I investigate the epidemiology and population genetics of human infectious diseases with a focus on malaria and its mosquito vectors in particular: How strategies can be devised to slow the emergence and spread of resistance; How best to detect and monitor the spread of resistance to inform public health policy choice; How public health policy and health systems can be modified to mitigate the impact of resistance once it has arisen.
Areas of interest
The general epidemiology and population genetics of human infectious diseases. Drug resistance in malaria and how strategies can be devised to slow its emergence and spread. How best to detect and monitor the spread of resistance to inform public health policy choice.
Ian Hastings graduated in Zoology from Edinburgh University in 1981. He then squandered three years attempting to understand immunology before returning to quantitative/population genetics and obtained his PhD from Edinburgh University in 1989. He worked on mouse genetics and general theoretical population genetics before taking up an MRC fellowship in 1994 to work on malaria population genetics. He moved to the Liverpool School of Tropical Medicine in 1999 and has continued to work on malaria population genetics and, more recently, the problem of drug resistance in HIV.

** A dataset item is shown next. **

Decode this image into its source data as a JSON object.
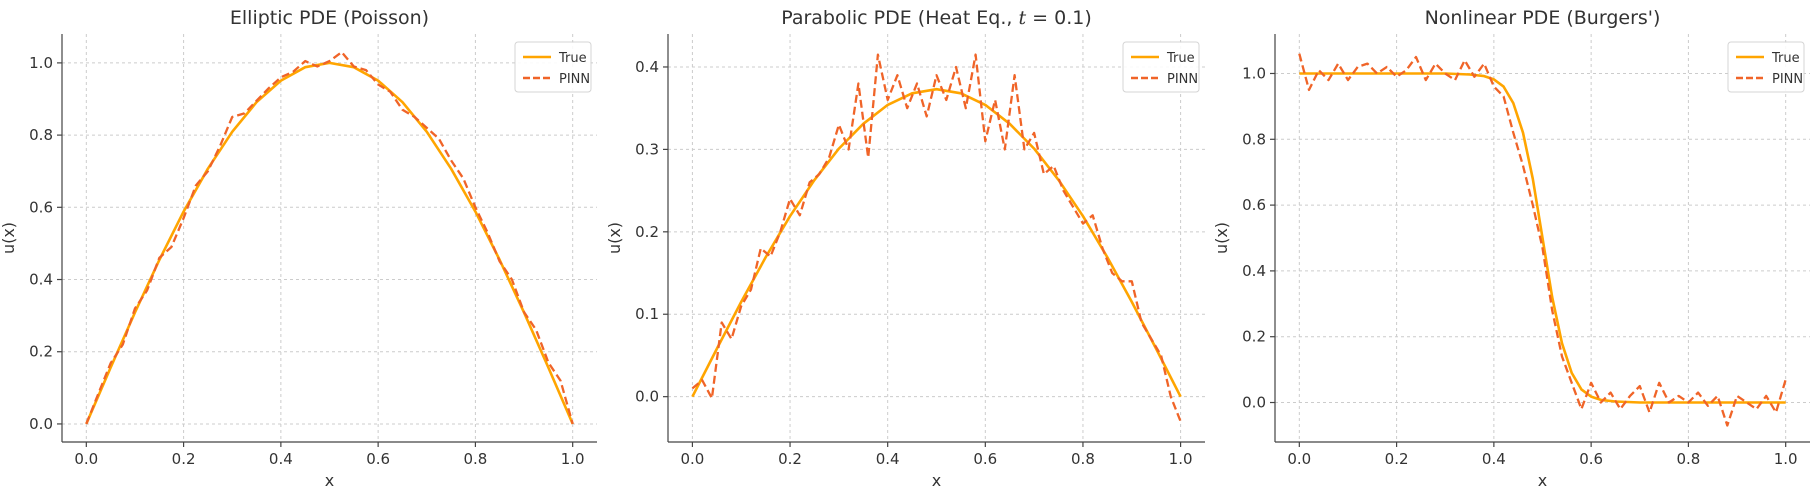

Experience has shown that treating infectious agents inevitably leads to the evolution of drug resistance; they key questions are how long will the process take, and how can we adopt strategies to delay it? Essentially we cannot answer the first question for two main reasons. Resistance is encoded by genetic mutations which in the case of resistance to some antimalarial drugs is exceedingly rare. This means that luck plays a huge role: we may be lucky and not get a mutation for a long time, or we may be unlucky and a mutation nullifies a drug within a short time (see figure).
The other reason is that it is obviously unethical to experiment on people with severe diseases and we remain profoundly ignorant about much of the basic biology underlying the infection dynamics; this means it is impossible to calibrate our calculation in several key areas. My work essentially consists of making population genetic models of the process, in which we can 'guesstimate' the unmeasured parameters and assess their impact. The models can then play a vital role in addressing the second question i.e. how can we devise strategies to slow the spread of resistance once it has arisen?